Albert One e l’era della italo disco

15 Maggio 2020 di Paolo Morati

Albert One

Turbo Diesel è probabilmente il brano più noto di Albert One, il cantante e musicista italiano (vero nome Alberto Carpani), una delle icone della italo disco, scomparso di recente. Siamo nel 1983, quando nelle classifiche italiane ed europee furoreggiavano nomi d’arte esotici ma italiani all’anagrafe come Gazebo, P. Lion, Ryan Paris, capaci di piazzare hit eterne quali I like Chopin, Happy Children e Dolce Vita. Tutti piccoli capolavori entrati nella storia di quel decennio, che mettevano insieme la modernità dei suoni del momento con il gusto melodico italiano.

In tale scenario, la più ‘ruvida’ e spartana Turbo Diesel presentava un testo che, tra la citazione di alcune case automobilistiche e il sogno di diventare un eroe del Grand Prix (metafora del sabato sera?), era sostanzialmente funzionale e di appoggio alla tipica impostazione ritmica dei brani italo disco. Una ricetta che in quegli anni riempie le orecchie dei ragazzi e affolla le radio, e che Albert One aveva già proposto un anno prima con un altro pseudonimo Jock Hattle, inventato da Enrico Ruggeri che amava guardare ad assonanze con parole italiane (in questo caso ‘giocattolo’). Lo stesso Ruggeri capace poi di creare una vera leggenda come Diana Est, della quale scriveremo prossimamente.

Ecco che la italo disco, erede di alcuni progetti nati negli anni Settanta e in taluni casi più prettamente inquadrabili come ‘disco music’, esplodeva a livello paneuropeo come fenomeno proprio all’inizio degli anni Ottanta, e oltre a quelli già citati portava via via sul podio personaggi come Den Harrow (altro nome trovato da Ruggeri, ‘denaro’, e poi prodotto dal duo Roberto Turatti-Miki Chieregato), Joe Yellow (‘gioiello’), Silver Pozzoli, Valerie Dore, Styloo, Miko Mission e altri ancora solo per restare sui volti con carta di identità italiana, tra produzioni più orientate al pop (è il caso dei Novecento guidati dalla voce di Dora Carofiglio, a cominciare da Movin’ on) ed altre che facevano invece propria la lezione elettronica.
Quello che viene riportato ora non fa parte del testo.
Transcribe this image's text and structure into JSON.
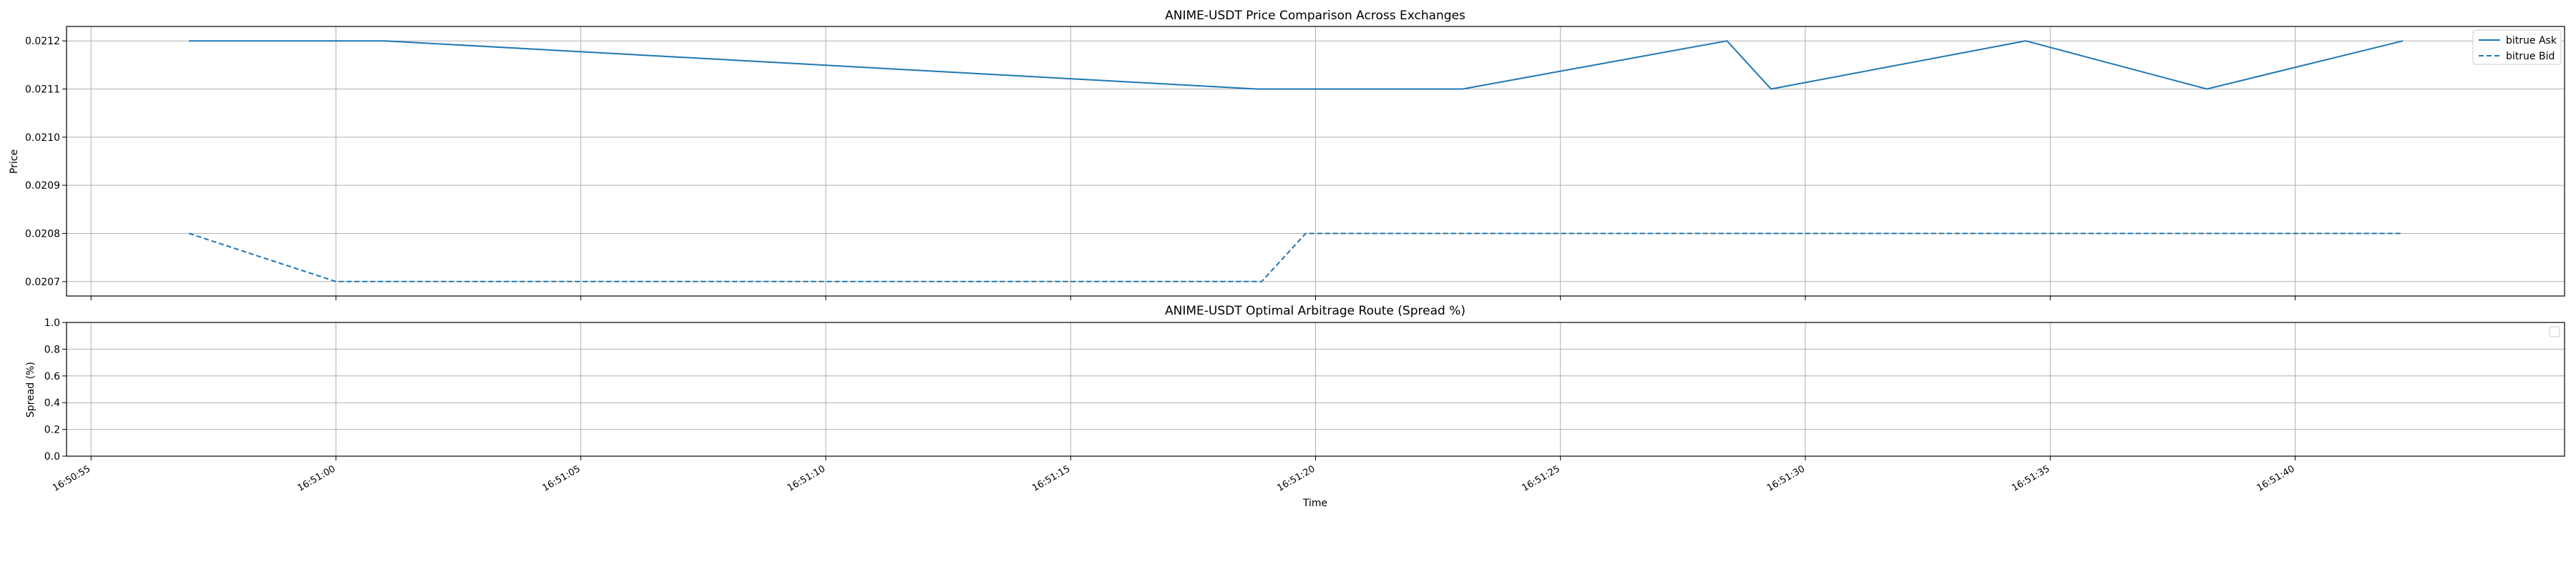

Mentre nel contempo alcune produzioni italo disco usavano anche volti e voci straniere o duravano l’attimo di uno one shot, non esisteva di fatto una formula comune per tutti, e la già citata Turbo Diesel non aveva niente a che vedere con, ad esempio, Masterpiece (prima hit di Gazebo), e anche se noi preferiamo chiuderla in una nicchia più ristretta, nella italo disco oggi vengono fatti tranquillamente rientrare anche brani come Self Control di Raf o Easy Lady di Spagna, così come Boys di Sabrina o Vamos a la playa dei Righeira. Fino a Survivor di Mike Francis, così come Diamond dei Via Verdi. Insomma un grande calderone contenente anche più evoluzioni di uno stesso decennio. Poi negli anni Novanta sarebbe arrivata la italo dance. Ma quella è tutta un’altra storia.